How do I know the baby isn’t hungry?
She is hungry. But she does not need to eat. After any three- or four-hour fasting period, she’ll be hungry. You’re hungry in the middle of the night, too; it’s just that you learn not to eat because it’s good for your belly to take a rest. Well, it’s good for hers too.
What about a little water at least?
Only if you want to wake up every couple of hours to give her water.
Would it help if I gave her cereal before bed?
It’s a myth that porridge before bedtime helps a baby sleep, since it will be digested in the few hours to come. The same goes for topping off a feeding with a bottle of formula.
Can I feed the baby to sleep?
You can, but it’s better not to. Consistency is important, so why would you nurse Lucy to the edge of sleep at 8:00 P.M. but not, say, at 2:00 A.M.? It’s a habit you’ll have to struggle to overcome, and since you’re doing so much struggling as it is, you might as well struggle completely and be done with it. Also, if you’re going to struggle, I assure you that things will look much more dramatic to you at 2:00 A.M. than they will at 8:00 P.M. And most of the crying is done early on.

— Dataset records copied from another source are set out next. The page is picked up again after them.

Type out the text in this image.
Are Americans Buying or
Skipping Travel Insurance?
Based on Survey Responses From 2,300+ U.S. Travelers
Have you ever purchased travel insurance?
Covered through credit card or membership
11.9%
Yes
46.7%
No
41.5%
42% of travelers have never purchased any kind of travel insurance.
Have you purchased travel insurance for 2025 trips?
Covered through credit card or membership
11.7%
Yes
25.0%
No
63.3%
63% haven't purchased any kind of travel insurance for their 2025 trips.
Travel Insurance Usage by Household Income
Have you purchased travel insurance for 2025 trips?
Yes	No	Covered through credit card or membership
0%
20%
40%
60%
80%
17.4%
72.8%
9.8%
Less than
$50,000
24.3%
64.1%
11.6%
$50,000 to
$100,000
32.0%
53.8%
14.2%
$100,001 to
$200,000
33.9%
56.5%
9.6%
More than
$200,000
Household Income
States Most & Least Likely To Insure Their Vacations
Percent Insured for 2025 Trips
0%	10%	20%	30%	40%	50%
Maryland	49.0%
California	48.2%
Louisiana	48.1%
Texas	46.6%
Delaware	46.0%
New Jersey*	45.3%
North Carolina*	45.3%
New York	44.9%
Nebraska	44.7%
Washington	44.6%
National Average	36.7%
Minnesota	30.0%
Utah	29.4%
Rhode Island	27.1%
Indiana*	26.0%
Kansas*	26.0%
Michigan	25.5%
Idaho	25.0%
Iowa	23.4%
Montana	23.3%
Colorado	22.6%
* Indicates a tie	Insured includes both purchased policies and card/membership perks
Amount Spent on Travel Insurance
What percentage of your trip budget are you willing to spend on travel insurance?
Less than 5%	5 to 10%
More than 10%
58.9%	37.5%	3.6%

How long will Lucy sleep at this age?
Ten to twelve hours. Straight.
Can I go to her early in the morning?
Again, if you’re going to struggle, struggle all the way. Babies are notorious believers in the take-a-mile-if-given-an-inch philosophy. If you give Lucy attention at five-thirty, she’ll start looking for you at five. If you slide back to five, she’ll test you at four. And so forth. Hold to the schedule, on the other hand, and she’ll learn to put herself back to sleep in the morning hours.
Aren’t I traumatizing the baby?
At seven in the morning, you’ll be surprised to find a happy, smiling baby who loves you and loves to see you. And you’ll be rested and happy too. More to the point, your own smiles during the day won’t be as forced when you are no longer a zombie.
Don’t worry about nap time. Once Lucy learns to sleep at night, daytime napping will be a breeze.
As I said, after a few days of this, Lucy will sleep through the night. And if you wake up, it will only be because you’re surprised that you’re sleeping so well. But make no mistake: Be prepared for three or four brutally hard nights. It is never easy to let your baby cry. But once you start, stick to your guns; if you give in halfway through the process, you’ll only make it worse.
How do you know all of this?
I learned the hard way. With Abeline, our first daughter, my wife and I took turns on 2:00 A.M. Lullaby duty. I spent many nights walking around the loft with Abeline in my arms, singing any French lullaby that my sleep-starved brain could conjure. I wasn’t sleeping well at home and even less at work when I was on call. And I was probably just like you, thinking that if she woke up, she was calling us. At ten months, we were so exhausted from soothing her that we finally let her cry it out. Within a couple of days she was sleeping through the night. You’d think we’d have learned our lesson, but we hadn’t. With our second daughter, Nora, we made the same mistakes (tending to her every nighttime peep) and later resolved it the same way. It only took us six months to wise up that time. With Fanny, our third one, we let her cry herself to sleep early, just like I told you, and it worked like a charm. She’s a perfectly secure little kid who can fall asleep fine on her own. By contrast, Abeline, who got the most soothing before sleeping, still needs her head rubbed every once in a while to get to sleep, just like in the good old days.
I’ve also learned from the hundreds of sleepless parents to whom I’ve suggested this method. They initially look at me like I have two heads, but at the next month’s visit, they show up with broad smiles and tell me, “That was torture for a few days, but we’re so happy we did it!”